Burnout wurde zunächst bei helfenden Berufen beschrieben und tritt vor allem bei Berufsgruppen auf, die durch Idealismus geprägt sind und vorwiegend aus Arbeit mit Menschen bestehen.

Menschen mit Burnout haben das Gefühl, sich lange Zeit stark für andere Menschen und für idealistische Ziele engagiert zu haben, dafür aber wenig Erfolgserlebnisse und wenig positives Feedback erhalten zu haben. Es gelingt dem Betreffenden nicht mehr, sich zu entspannen – auch ein Wochenende oder einen Urlaub wird nicht mehr als erholsam erlebt.

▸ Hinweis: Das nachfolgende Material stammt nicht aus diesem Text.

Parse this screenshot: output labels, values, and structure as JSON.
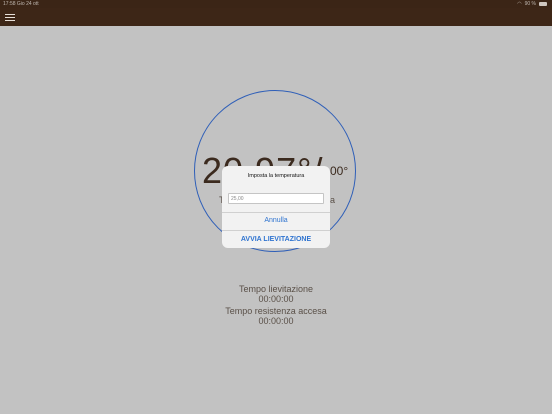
{
  "status": {
    "time": "17:58",
    "date": "Gio 24 ott",
    "battery": "90 %"
  },
  "main": {
    "temp_big": "20,97°/",
    "temp_small": "00°",
    "hidden_left": "T",
    "hidden_right": "a"
  },
  "info": {
    "leavening_label": "Tempo lievitazione",
    "leavening_value": "00:00:00",
    "heater_label": "Tempo resistenza accesa",
    "heater_value": "00:00:00"
  },
  "dialog": {
    "title": "Imposta la temperatura",
    "input_value": "25,00",
    "cancel_label": "Annulla",
    "start_label": "AVVIA LIEVITAZIONE"
  },
  "colors": {
    "navbar": "#3d2617",
    "ring": "#2f5fb8",
    "button": "#2f74d0"
  }
}
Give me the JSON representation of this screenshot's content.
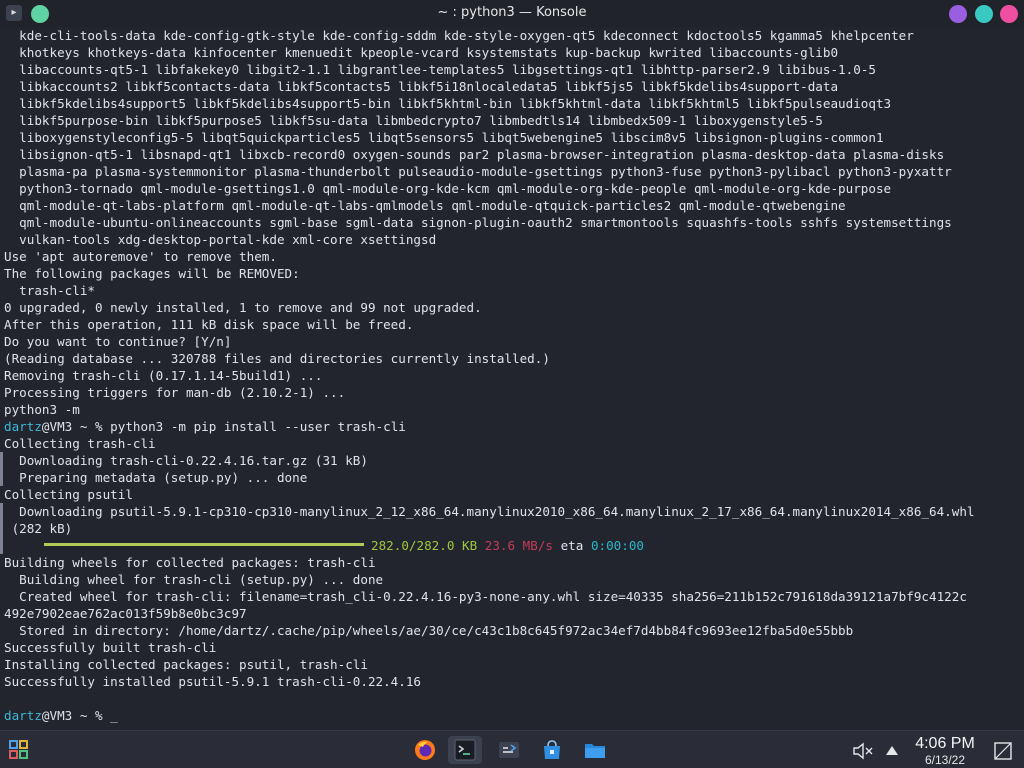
{
  "window": {
    "title": "~ : python3 — Konsole",
    "app_icon": "konsole-icon",
    "pin_icon": "pin-icon",
    "minimize_icon": "minimize-icon",
    "maximize_icon": "maximize-icon",
    "close_icon": "close-icon"
  },
  "terminal": {
    "prompt_user": "dartz",
    "prompt_host_suffix": "@VM3 ~ % ",
    "lines": [
      "  kde-cli-tools-data kde-config-gtk-style kde-config-sddm kde-style-oxygen-qt5 kdeconnect kdoctools5 kgamma5 khelpcenter",
      "  khotkeys khotkeys-data kinfocenter kmenuedit kpeople-vcard ksystemstats kup-backup kwrited libaccounts-glib0",
      "  libaccounts-qt5-1 libfakekey0 libgit2-1.1 libgrantlee-templates5 libgsettings-qt1 libhttp-parser2.9 libibus-1.0-5",
      "  libkaccounts2 libkf5contacts-data libkf5contacts5 libkf5i18nlocaledata5 libkf5js5 libkf5kdelibs4support-data",
      "  libkf5kdelibs4support5 libkf5kdelibs4support5-bin libkf5khtml-bin libkf5khtml-data libkf5khtml5 libkf5pulseaudioqt3",
      "  libkf5purpose-bin libkf5purpose5 libkf5su-data libmbedcrypto7 libmbedtls14 libmbedx509-1 liboxygenstyle5-5",
      "  liboxygenstyleconfig5-5 libqt5quickparticles5 libqt5sensors5 libqt5webengine5 libscim8v5 libsignon-plugins-common1",
      "  libsignon-qt5-1 libsnapd-qt1 libxcb-record0 oxygen-sounds par2 plasma-browser-integration plasma-desktop-data plasma-disks",
      "  plasma-pa plasma-systemmonitor plasma-thunderbolt pulseaudio-module-gsettings python3-fuse python3-pylibacl python3-pyxattr",
      "  python3-tornado qml-module-gsettings1.0 qml-module-org-kde-kcm qml-module-org-kde-people qml-module-org-kde-purpose",
      "  qml-module-qt-labs-platform qml-module-qt-labs-qmlmodels qml-module-qtquick-particles2 qml-module-qtwebengine",
      "  qml-module-ubuntu-onlineaccounts sgml-base sgml-data signon-plugin-oauth2 smartmontools squashfs-tools sshfs systemsettings",
      "  vulkan-tools xdg-desktop-portal-kde xml-core xsettingsd",
      "Use 'apt autoremove' to remove them.",
      "The following packages will be REMOVED:",
      "  trash-cli*",
      "0 upgraded, 0 newly installed, 1 to remove and 99 not upgraded.",
      "After this operation, 111 kB disk space will be freed.",
      "Do you want to continue? [Y/n]",
      "(Reading database ... 320788 files and directories currently installed.)",
      "Removing trash-cli (0.17.1.14-5build1) ...",
      "Processing triggers for man-db (2.10.2-1) ...",
      "python3 -m"
    ],
    "command": "python3 -m pip install --user trash-cli",
    "pip_lines": [
      "Collecting trash-cli",
      "  Downloading trash-cli-0.22.4.16.tar.gz (31 kB)",
      "  Preparing metadata (setup.py) ... done",
      "Collecting psutil",
      "  Downloading psutil-5.9.1-cp310-cp310-manylinux_2_12_x86_64.manylinux2010_x86_64.manylinux_2_17_x86_64.manylinux2014_x86_64.whl",
      " (282 kB)"
    ],
    "progress": {
      "fraction": 1.0,
      "done": "282.0/282.0 KB",
      "speed": "23.6 MB/s",
      "eta_label": "eta",
      "eta": "0:00:00"
    },
    "build_lines": [
      "Building wheels for collected packages: trash-cli",
      "  Building wheel for trash-cli (setup.py) ... done",
      "  Created wheel for trash-cli: filename=trash_cli-0.22.4.16-py3-none-any.whl size=40335 sha256=211b152c791618da39121a7bf9c4122c",
      "492e7902eae762ac013f59b8e0bc3c97",
      "  Stored in directory: /home/dartz/.cache/pip/wheels/ae/30/ce/c43c1b8c645f972ac34ef7d4bb84fc9693ee12fba5d0e55bbb",
      "Successfully built trash-cli",
      "Installing collected packages: psutil, trash-cli",
      "Successfully installed psutil-5.9.1 trash-cli-0.22.4.16"
    ],
    "cursor": "_"
  },
  "taskbar": {
    "launcher_icon": "app-launcher-icon",
    "tasks": [
      {
        "name": "firefox-icon"
      },
      {
        "name": "konsole-icon"
      },
      {
        "name": "discover-icon"
      },
      {
        "name": "store-icon"
      },
      {
        "name": "files-icon"
      }
    ],
    "tray": {
      "volume_icon": "volume-muted-icon",
      "expand_icon": "chevron-up-icon"
    },
    "clock": {
      "time": "4:06 PM",
      "date": "6/13/22"
    },
    "show_desktop_icon": "show-desktop-icon"
  },
  "colors": {
    "terminal_bg": "#23252e",
    "prompt_user": "#3fb7d6",
    "progress_bar": "#b5c957",
    "progress_done": "#9ec63d",
    "progress_speed": "#c23d57",
    "progress_eta": "#2ab7c9"
  }
}
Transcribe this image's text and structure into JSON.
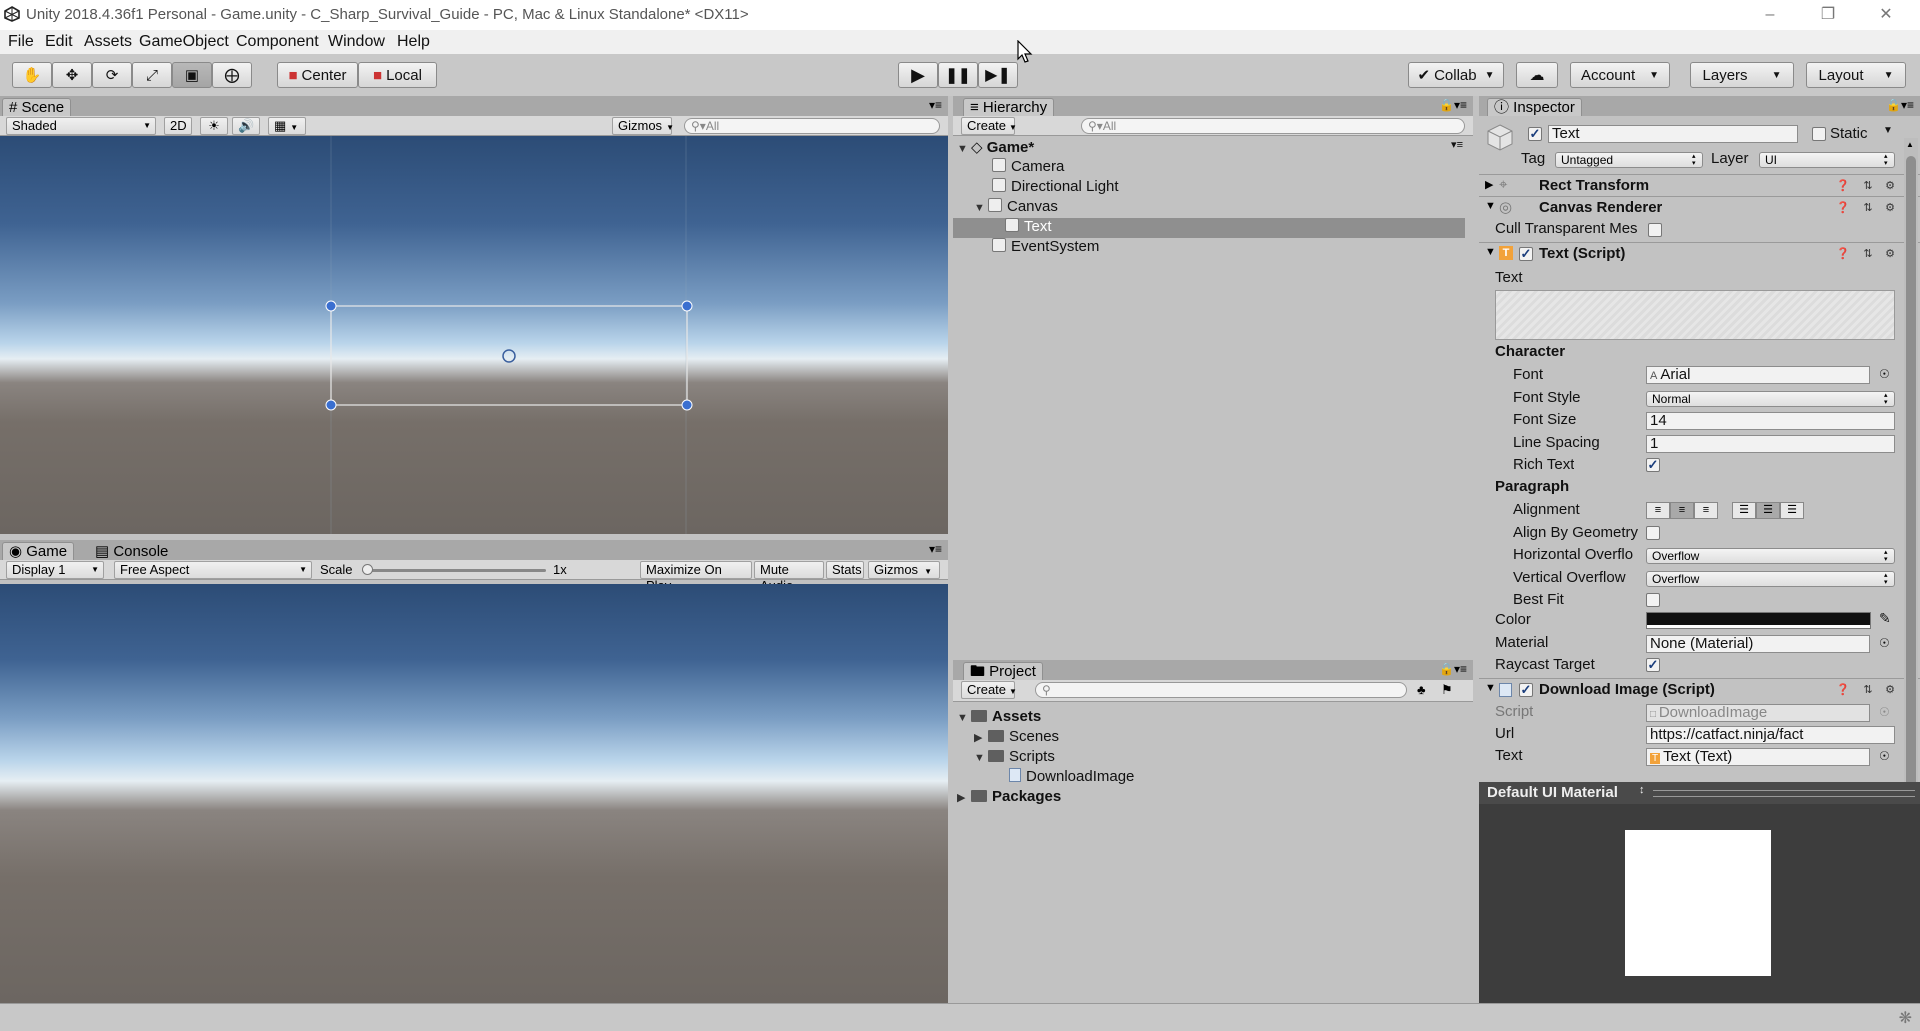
{
  "window": {
    "title": "Unity 2018.4.36f1 Personal - Game.unity - C_Sharp_Survival_Guide - PC, Mac & Linux Standalone* <DX11>"
  },
  "menu": [
    "File",
    "Edit",
    "Assets",
    "GameObject",
    "Component",
    "Window",
    "Help"
  ],
  "toolbar": {
    "pivot": "Center",
    "space": "Local",
    "collab": "Collab",
    "account": "Account",
    "layers": "Layers",
    "layout": "Layout"
  },
  "scene": {
    "tab": "Scene",
    "shading": "Shaded",
    "mode2d": "2D",
    "gizmos": "Gizmos",
    "search_placeholder": "All"
  },
  "game": {
    "tab": "Game",
    "console_tab": "Console",
    "display": "Display 1",
    "aspect": "Free Aspect",
    "scale_label": "Scale",
    "scale_value": "1x",
    "scale_fraction": 0.0,
    "maximize": "Maximize On Play",
    "mute": "Mute Audio",
    "stats": "Stats",
    "gizmos": "Gizmos"
  },
  "hierarchy": {
    "tab": "Hierarchy",
    "create": "Create",
    "search_placeholder": "All",
    "scene_name": "Game*",
    "items": [
      "Camera",
      "Directional Light",
      "Canvas",
      "Text",
      "EventSystem"
    ]
  },
  "project": {
    "tab": "Project",
    "create": "Create",
    "assets": "Assets",
    "scenes": "Scenes",
    "scripts": "Scripts",
    "script_file": "DownloadImage",
    "packages": "Packages"
  },
  "inspector": {
    "tab": "Inspector",
    "object_name": "Text",
    "static_label": "Static",
    "tag_label": "Tag",
    "tag_value": "Untagged",
    "layer_label": "Layer",
    "layer_value": "UI",
    "rect_transform": "Rect Transform",
    "canvas_renderer": "Canvas Renderer",
    "cull_label": "Cull Transparent Mes",
    "text_script": "Text (Script)",
    "text_field_label": "Text",
    "character_header": "Character",
    "font_label": "Font",
    "font_value": "Arial",
    "font_style_label": "Font Style",
    "font_style_value": "Normal",
    "font_size_label": "Font Size",
    "font_size_value": "14",
    "line_spacing_label": "Line Spacing",
    "line_spacing_value": "1",
    "rich_text_label": "Rich Text",
    "paragraph_header": "Paragraph",
    "alignment_label": "Alignment",
    "align_geometry_label": "Align By Geometry",
    "horizontal_overflow_label": "Horizontal Overflo",
    "horizontal_overflow_value": "Overflow",
    "vertical_overflow_label": "Vertical Overflow",
    "vertical_overflow_value": "Overflow",
    "best_fit_label": "Best Fit",
    "color_label": "Color",
    "color_value": "#111111",
    "material_label": "Material",
    "material_value": "None (Material)",
    "raycast_label": "Raycast Target",
    "download_script": "Download Image (Script)",
    "script_label": "Script",
    "script_value": "DownloadImage",
    "url_label": "Url",
    "url_value": "https://catfact.ninja/fact",
    "text_ref_label": "Text",
    "text_ref_value": "Text (Text)",
    "material_preview": "Default UI Material"
  }
}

Der Betreffende kann nicht mehr ab- bzw. zurückschalten, sich erholen und „seine Batterien aufladen“.

Burnout entsteht im Laufe einer längeren Entwicklung, die mit engagierter, idealistischer Begeisterung beginnt, über Enttäuschung und Überforderung zu Erschöpfung, Zynismus, psychosomatischen Erkrankungen, Depressionen, Abhängigkeiten, Ängsten bis hin zum totalen psychischen Zusammenbruch mit Suizidneigungen führen kann. Der Betreffende hat sich verausgabt, sein „inneres Feuer“ (seine Motivationsenergie) ist erloschen, seine  „Batterie“ ist leer, es fehlt ihm die Kraft zum Leben.

Das Burn-Out-Syndrom wird häufig von Depressionen, Ängsten, Abhängigkeiten und psychosomatischen Störungen begleitet.

Burnout gilt zunehmend als eine Volkskrankheit, es wird geschätzt dass 15 Mio. Menschen in Deutschland daran leiden.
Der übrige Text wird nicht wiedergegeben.